La chambre administrative de la Cour suprême est compétente pour connaître d’un différend introduit devant elle et pour lequel les parties ont produit leurs mémoires respectifs.

La mise à disposition des agents permanents de l’Etat au sens de l’article 28 alinéa 3 de la loi n°86-013 du 26 février 1986, s’entend du pouvoir de mise à disposition après le recrutement et ne saurait concerner les mises à dispositions en cours de carrière.
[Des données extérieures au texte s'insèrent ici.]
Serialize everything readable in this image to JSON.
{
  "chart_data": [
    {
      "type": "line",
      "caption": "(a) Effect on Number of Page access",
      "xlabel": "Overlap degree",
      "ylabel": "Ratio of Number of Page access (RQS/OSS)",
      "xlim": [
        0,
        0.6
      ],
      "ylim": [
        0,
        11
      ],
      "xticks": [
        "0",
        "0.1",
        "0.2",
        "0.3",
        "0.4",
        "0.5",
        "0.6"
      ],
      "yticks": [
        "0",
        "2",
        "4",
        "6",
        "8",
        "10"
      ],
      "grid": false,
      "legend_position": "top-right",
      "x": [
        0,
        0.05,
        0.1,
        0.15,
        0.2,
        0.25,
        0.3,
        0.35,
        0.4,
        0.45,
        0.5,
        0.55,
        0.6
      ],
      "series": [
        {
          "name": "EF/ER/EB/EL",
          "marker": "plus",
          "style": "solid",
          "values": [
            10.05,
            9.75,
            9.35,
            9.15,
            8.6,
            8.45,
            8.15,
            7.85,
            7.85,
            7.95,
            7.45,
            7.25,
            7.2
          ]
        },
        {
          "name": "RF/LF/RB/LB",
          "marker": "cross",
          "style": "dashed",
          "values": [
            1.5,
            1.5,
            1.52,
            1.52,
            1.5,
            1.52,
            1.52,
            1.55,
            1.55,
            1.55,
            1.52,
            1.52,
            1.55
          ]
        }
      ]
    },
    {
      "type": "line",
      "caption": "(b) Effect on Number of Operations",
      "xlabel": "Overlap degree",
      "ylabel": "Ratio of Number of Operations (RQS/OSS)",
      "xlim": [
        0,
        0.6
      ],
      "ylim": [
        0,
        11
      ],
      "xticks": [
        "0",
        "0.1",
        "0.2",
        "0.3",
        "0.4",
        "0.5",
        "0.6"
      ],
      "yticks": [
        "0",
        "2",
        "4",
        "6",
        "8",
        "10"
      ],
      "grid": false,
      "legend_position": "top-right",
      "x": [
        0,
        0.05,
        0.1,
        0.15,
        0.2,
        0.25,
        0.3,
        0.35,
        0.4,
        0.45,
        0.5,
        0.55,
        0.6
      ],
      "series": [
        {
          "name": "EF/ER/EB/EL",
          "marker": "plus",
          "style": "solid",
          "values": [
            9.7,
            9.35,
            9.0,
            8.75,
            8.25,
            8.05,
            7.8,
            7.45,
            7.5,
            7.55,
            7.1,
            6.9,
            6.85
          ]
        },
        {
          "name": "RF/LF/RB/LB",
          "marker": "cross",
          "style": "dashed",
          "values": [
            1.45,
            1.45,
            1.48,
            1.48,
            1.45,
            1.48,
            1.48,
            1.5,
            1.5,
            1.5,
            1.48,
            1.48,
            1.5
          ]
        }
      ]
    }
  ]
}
Une remise à disposition après une demande d’explication s’analyse comme un déplacement d’office, pouvoir reconnu aux responsables de départements ministériels et aux présidents d’institutions, délégataires du pouvoir disciplinaire. Toutefois, étant donné qu’il s’agit d’une sanction, elle doit aussi respecter les conditions de formes. Faute d’avoir sollicité l’avis du Comité de Direction du Conseil Economique et Social, la décision encourt annulation pour vice de forme.

N°249/CA 14 décembre 2018

Aa Ab Ac A

C/

Président du Conseil Economique et Social (CES)

La Cour,

Vu la requête introductive d’instance valant mémoire ampliatif en date à Cotonou du 08 mai 2014, enregistrée au greffe de la Cour le même jour sous le n°493/GCS, par laquelle monsieur Aa Ab Ac A, Agent Permanent de l’Etat, a saisi la haute juridiction d’un recours en annulation pour excès de pouvoir contre la lettre n°179/2013/CES/PT/DC/SG/DRH/SP-C du 26 août 2013, par laquelle le Président du Conseil Economique et Social (CES) l’a remis à la disposition du Ministre du Travail, de la Fonction Publique, de la Réforme Administrative et Institutionnelle, chargé du Dialogue Social (MTFPRAI-DS) ;

Vu la loi n°90-032 du 11 décembre 1990 portant Constitution de la République du Bénin ;

Vu la loi n°2004-07 du 23 octobre 2007 portant composition, organisation, fonctionnement et attributions de la Cour suprême ;

Vu la loi n°2004-20 du 17 août 2007 portant règles de procédures applicables devant les formations juridictionnelles de la Cour suprême ;

Vu la loi n°2008-07 du 28 février 2011 portant code de procédure civile, commerciale, administrative, sociale et des comptes ;

Vu les pièces du dossier ;

Ouï le conseiller Rémy Yawo KODO en son rapport ;

Ouï l’avocat général Nicolas Pierre BIAO, en ses conclusions ;

Après en avoir délibéré conformément à la loi ;

Sur la compétence de la Cour

Considérant que par correspondance n°2018/098/CES/DC/SGA/CTJ/SP-C en date à Cotonou du 06 décembre 2018 enregistrée sous le n°1410/GCS du 10 décembre 2018, le président du Conseil Economique et Social sollicite un rabat de délibéré et le renvoi du dossier devant le tribunal de première instance de Cotonou ;

Qu’au soutien de sa demande, il soulève l’incompétence de la chambre administrative de la Cour suprême à connaître du présent contentieux au motif que les tribunaux de première instance sont désormais opérationnels en matière administrative ;

Considérant qu’aux termes de l’article 1228 de la loi n°2008-07 du 28 février 2011 portant code de procédure civile, commerciale, administrative, sociale et des comptes : « En matière administrative, la Cour suprême demeurera compétente jusqu’à la mise en place des chambres administratives des tribunaux de première instance ;

Dès la mise en place de ces chambres, les procédures en cours à la Cour suprême leur seront transférées en l’état où elles se trouveront, sauf celles qui seraient en état d’être jugées immédiatement.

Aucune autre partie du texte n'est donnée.